冬雪赶忙点头回道:“奴婢完全按照姑娘的吩咐,除了奴婢再无第二人接近药!”
幼仪听了又仔细的闻那碗药,似乎自言自语地说道:“跟昨天一模一样得味道。”说罢又把药倒了。
冬雪见了心里纳闷,不敢多问只暗暗嘀咕:姑娘还真是奇怪,信不着穗儿把药倒了,可这我亲自熬制味道又跟昨天一样,怎么又不喝了?难不成姑娘是连自己都信不过?防人之心不可无,可也不能疑心太重啊。身体虚弱不喝药,整日这样胡乱猜疑,身子怎么能好得起来?
她正在狐疑,听见幼仪让自己把药壶拿进来,赶忙出去取。不一会儿,冬雪把一个黑色带盖有嘴的药壶拎进来。幼仪接过去查看,里里外外没瞧出什么不妥。
突然,她发现壶盖的颜色似乎偏深一些,心下不由得一动。
“这壶盖怎么不像是药壶上的?”她把壶盖放在鼻子下面闻起来。
“这药壶是旧的,上次姑娘晕倒喝药就是用它熬的。可这回拿出来用的时候,穗儿一不小心把盖子打破了,就去库房里又找了一个来。可能是从来没用过,所以颜色有些不一样。”一个壶盖而已,能有什么问题?

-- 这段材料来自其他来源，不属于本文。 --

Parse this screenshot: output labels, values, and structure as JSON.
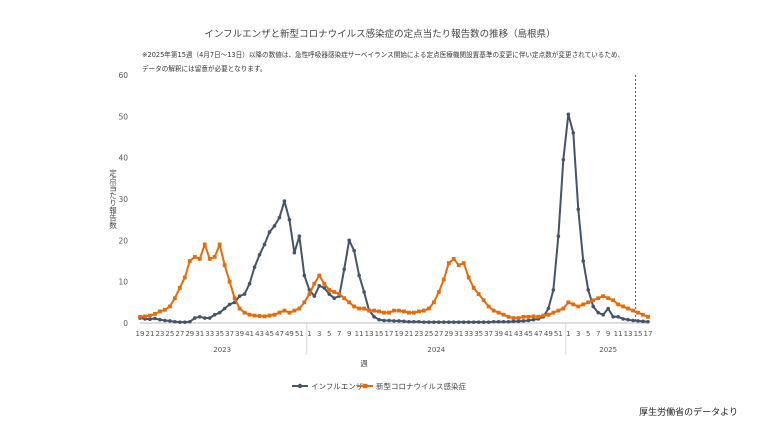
{
  "header": {
    "title": "インフルエンザと新型コロナウイルス感染症の定点当たり報告数の推移（島根県）",
    "note_line1": "※2025年第15週（4月7日～13日）以降の数値は、急性呼吸器感染症サーベイランス開始による定点医療機関設置基準の変更に伴い定点数が変更されているため、",
    "note_line2": "データの解釈には留意が必要となります。"
  },
  "footer": {
    "credit": "厚生労働省のデータより"
  },
  "chart_data": {
    "type": "line",
    "title": "インフルエンザと新型コロナウイルス感染症の定点当たり報告数の推移（島根県）",
    "xlabel": "週",
    "ylabel": "定点当たり報告数",
    "ylim": [
      0,
      60
    ],
    "yticks": [
      0,
      10,
      20,
      30,
      40,
      50,
      60
    ],
    "grid": false,
    "legend": "bottom-center",
    "x_tick_labels": [
      "19",
      "21",
      "23",
      "25",
      "27",
      "29",
      "31",
      "33",
      "35",
      "37",
      "39",
      "41",
      "43",
      "45",
      "47",
      "49",
      "51",
      "1",
      "3",
      "5",
      "7",
      "9",
      "11",
      "13",
      "15",
      "17",
      "19",
      "21",
      "23",
      "25",
      "27",
      "29",
      "31",
      "33",
      "35",
      "37",
      "39",
      "41",
      "43",
      "45",
      "47",
      "49",
      "51",
      "1",
      "3",
      "5",
      "7",
      "9",
      "11",
      "13",
      "15",
      "17"
    ],
    "year_labels": [
      "2023",
      "2024",
      "2025"
    ],
    "reference_line": "2025年第15週",
    "x": [
      "2023-W19",
      "2023-W20",
      "2023-W21",
      "2023-W22",
      "2023-W23",
      "2023-W24",
      "2023-W25",
      "2023-W26",
      "2023-W27",
      "2023-W28",
      "2023-W29",
      "2023-W30",
      "2023-W31",
      "2023-W32",
      "2023-W33",
      "2023-W34",
      "2023-W35",
      "2023-W36",
      "2023-W37",
      "2023-W38",
      "2023-W39",
      "2023-W40",
      "2023-W41",
      "2023-W42",
      "2023-W43",
      "2023-W44",
      "2023-W45",
      "2023-W46",
      "2023-W47",
      "2023-W48",
      "2023-W49",
      "2023-W50",
      "2023-W51",
      "2023-W52",
      "2024-W01",
      "2024-W02",
      "2024-W03",
      "2024-W04",
      "2024-W05",
      "2024-W06",
      "2024-W07",
      "2024-W08",
      "2024-W09",
      "2024-W10",
      "2024-W11",
      "2024-W12",
      "2024-W13",
      "2024-W14",
      "2024-W15",
      "2024-W16",
      "2024-W17",
      "2024-W18",
      "2024-W19",
      "2024-W20",
      "2024-W21",
      "2024-W22",
      "2024-W23",
      "2024-W24",
      "2024-W25",
      "2024-W26",
      "2024-W27",
      "2024-W28",
      "2024-W29",
      "2024-W30",
      "2024-W31",
      "2024-W32",
      "2024-W33",
      "2024-W34",
      "2024-W35",
      "2024-W36",
      "2024-W37",
      "2024-W38",
      "2024-W39",
      "2024-W40",
      "2024-W41",
      "2024-W42",
      "2024-W43",
      "2024-W44",
      "2024-W45",
      "2024-W46",
      "2024-W47",
      "2024-W48",
      "2024-W49",
      "2024-W50",
      "2024-W51",
      "2024-W52",
      "2025-W01",
      "2025-W02",
      "2025-W03",
      "2025-W04",
      "2025-W05",
      "2025-W06",
      "2025-W07",
      "2025-W08",
      "2025-W09",
      "2025-W10",
      "2025-W11",
      "2025-W12",
      "2025-W13",
      "2025-W14",
      "2025-W15",
      "2025-W16",
      "2025-W17"
    ],
    "series": [
      {
        "name": "インフルエンザ",
        "color": "#44546a",
        "values": [
          1.2,
          1.0,
          0.9,
          1.1,
          0.8,
          0.6,
          0.5,
          0.3,
          0.2,
          0.2,
          0.3,
          1.2,
          1.5,
          1.2,
          1.2,
          2.0,
          2.5,
          3.5,
          4.5,
          5.0,
          6.5,
          7.0,
          9.5,
          13.5,
          16.5,
          19.0,
          22.0,
          23.5,
          25.5,
          29.5,
          25.0,
          17.0,
          21.0,
          11.5,
          8.0,
          6.5,
          9.0,
          8.5,
          7.0,
          6.0,
          6.5,
          13.0,
          20.0,
          17.5,
          11.5,
          7.5,
          3.0,
          1.5,
          0.8,
          0.6,
          0.6,
          0.5,
          0.5,
          0.4,
          0.3,
          0.3,
          0.3,
          0.2,
          0.2,
          0.2,
          0.2,
          0.2,
          0.2,
          0.2,
          0.2,
          0.2,
          0.2,
          0.2,
          0.2,
          0.2,
          0.2,
          0.3,
          0.3,
          0.3,
          0.3,
          0.4,
          0.4,
          0.5,
          0.6,
          0.8,
          1.0,
          1.5,
          3.5,
          8.0,
          21.0,
          39.5,
          50.5,
          46.0,
          27.5,
          15.0,
          8.0,
          4.0,
          2.5,
          2.0,
          3.5,
          1.5,
          1.5,
          1.0,
          0.8,
          0.6,
          0.5,
          0.4,
          0.3
        ]
      },
      {
        "name": "新型コロナウイルス感染症",
        "color": "#e46c0a",
        "values": [
          1.5,
          1.6,
          1.8,
          2.2,
          2.8,
          3.2,
          4.0,
          6.0,
          8.5,
          11.0,
          15.0,
          16.0,
          15.5,
          19.0,
          15.5,
          16.0,
          19.0,
          14.0,
          10.0,
          6.0,
          3.5,
          2.5,
          2.0,
          1.8,
          1.7,
          1.6,
          1.8,
          2.0,
          2.5,
          3.0,
          2.5,
          3.0,
          3.5,
          5.0,
          7.0,
          9.5,
          11.5,
          9.5,
          8.0,
          7.5,
          7.0,
          6.0,
          5.0,
          4.0,
          3.5,
          3.5,
          3.0,
          3.0,
          2.8,
          2.5,
          2.5,
          3.0,
          3.0,
          2.8,
          2.5,
          2.5,
          2.8,
          3.0,
          3.5,
          5.0,
          7.5,
          10.5,
          14.5,
          15.5,
          14.0,
          14.5,
          11.0,
          8.5,
          7.0,
          5.5,
          4.0,
          3.0,
          2.5,
          2.0,
          1.5,
          1.2,
          1.2,
          1.5,
          1.5,
          1.6,
          1.5,
          1.8,
          2.0,
          2.5,
          3.0,
          3.5,
          5.0,
          4.5,
          4.0,
          4.5,
          5.0,
          5.5,
          6.0,
          6.5,
          6.0,
          5.5,
          4.5,
          4.0,
          3.5,
          3.0,
          2.5,
          2.0,
          1.5
        ]
      }
    ]
  }
}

“这就对了。”幼仪听见这话竟笑了,把壶盖重新盖回去,“她的手段还是一模一样。”
幼仪想起玉仪毒害妾室的事情,那个时候她已经成了一缕游魂,被困在安府出不去。她亲眼看见玉仪如何加害妾室,背地里又是怎么一副与人前截然不同的嘴脸。没想到今世再见,玉仪竟然丝毫未曾改变,反而越发让人发指。